F*cking Good Pizza (Spam Mail #18)

Wet Claps, Windows XP, movie night picker, social media in war zones and more.

💩 Cool Shit

Wet Clap - Exactly what it says.

Marketing Gibberish Generator - If you’re tired of all the marketing jargon, this could be a helpful generator for you.

Geek Prank - Get a full-blown Windows XP in your browser.

Endless Acid Banger - Algorithmically generated music in your browser. This is more cool than you think.

Map of Reddit - Imagine meta-topics on Reddit drawn as nation states.

What the Dub?! - A multiplayer game where you dub missing dialogue in B-movies.

Movie of the Night - This should be more widely known. A way to find movie recommendations across all the streaming services.


💎 Word gems

The Mysterious Case of the F*cking Good Pizza (Vice / Emilie Friedlander)

A fun and fascinating journey through clickbait restaurants, ghost kitchens, and the potential future of online food delivery.

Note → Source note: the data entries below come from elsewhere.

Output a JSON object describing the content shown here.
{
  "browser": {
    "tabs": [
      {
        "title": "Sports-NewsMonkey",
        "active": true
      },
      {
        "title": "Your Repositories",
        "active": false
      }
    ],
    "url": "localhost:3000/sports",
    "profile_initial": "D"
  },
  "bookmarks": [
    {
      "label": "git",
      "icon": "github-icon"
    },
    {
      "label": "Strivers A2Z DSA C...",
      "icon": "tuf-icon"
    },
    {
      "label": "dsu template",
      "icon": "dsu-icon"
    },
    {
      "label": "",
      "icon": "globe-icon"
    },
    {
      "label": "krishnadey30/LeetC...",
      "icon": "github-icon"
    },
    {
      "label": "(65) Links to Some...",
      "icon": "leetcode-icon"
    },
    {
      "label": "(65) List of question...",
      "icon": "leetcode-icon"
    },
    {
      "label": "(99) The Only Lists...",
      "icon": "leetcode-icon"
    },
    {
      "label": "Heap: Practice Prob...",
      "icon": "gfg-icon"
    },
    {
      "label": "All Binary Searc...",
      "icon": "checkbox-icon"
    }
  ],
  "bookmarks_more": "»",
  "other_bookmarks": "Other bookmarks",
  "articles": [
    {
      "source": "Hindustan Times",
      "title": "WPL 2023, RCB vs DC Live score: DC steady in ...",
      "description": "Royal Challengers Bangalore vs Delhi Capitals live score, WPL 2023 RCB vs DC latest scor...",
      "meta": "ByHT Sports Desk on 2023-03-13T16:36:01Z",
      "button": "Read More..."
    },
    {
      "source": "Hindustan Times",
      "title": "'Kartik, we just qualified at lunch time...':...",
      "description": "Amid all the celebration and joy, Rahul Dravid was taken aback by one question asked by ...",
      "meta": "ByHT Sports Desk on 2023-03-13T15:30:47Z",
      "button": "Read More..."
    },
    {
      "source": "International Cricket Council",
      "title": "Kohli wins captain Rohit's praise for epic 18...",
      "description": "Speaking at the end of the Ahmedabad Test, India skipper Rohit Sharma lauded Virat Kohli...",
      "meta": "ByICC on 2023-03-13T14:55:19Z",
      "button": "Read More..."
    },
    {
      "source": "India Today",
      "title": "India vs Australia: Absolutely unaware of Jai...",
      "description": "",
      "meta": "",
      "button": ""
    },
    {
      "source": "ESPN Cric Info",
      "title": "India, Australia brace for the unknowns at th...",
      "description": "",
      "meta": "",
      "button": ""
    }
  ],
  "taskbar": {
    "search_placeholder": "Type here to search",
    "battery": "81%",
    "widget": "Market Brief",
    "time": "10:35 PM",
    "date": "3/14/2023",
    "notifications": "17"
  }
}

The stories of these restaurant owners paint a picture of a food landscape where kitchens have to prioritize getting orders out the door at all costs, where a single negative review in a high-volume day can mean a night of lost sleep, and no one seems to have any control over what happens once the food leaves their kitchen. It’s a world that technology is transforming faster than people can keep up, in ways that no one seems to fully understand—raising complicated questions about the responsibilities tech companies have to food businesses, the responsibilities food businesses have to their customers, and who, if anyone, may be misleading whom.

In war zones, social media disinformation is costing lives (Wired / Maude Morrison & Adam Cooper)

A fantastic piece arguing that too much of the disinformation debate centers on Western democracy, and the focus on moderation during the US election should be adopted for countries going through peace talks.

And precisely because war zones are complicated, the platforms should listen more to those whose job is to understand and address conflict – organisations such as the UN, or specialist disinformation researchers. These people could guide platforms on how misinformation can incite violence, and alert them ahead of events likely to attract disinformation. For instance, if a crucial round of peace talks is scheduled, social media companies could be told so that they can step up their resourcing and monitoring. Neither mediators nor the platforms are having this kind of conversation right now.

Step into my (home) office (Rest of World / Anna Rasshivkina, Cengiz Yar & Devi Lockwood)

A wonderful peek into how people from around the world are working from home.

In Mexico, a ranchera singer transitioned from performing at parties to recording serenades in her living room. A call center analyst in the Philippines balanced shift work with parenting her three toddlers — while occasionally having to explain to clients why a rooster was crowing in the background. A reverend in South Africa learned how to make his sermons internet-friendly.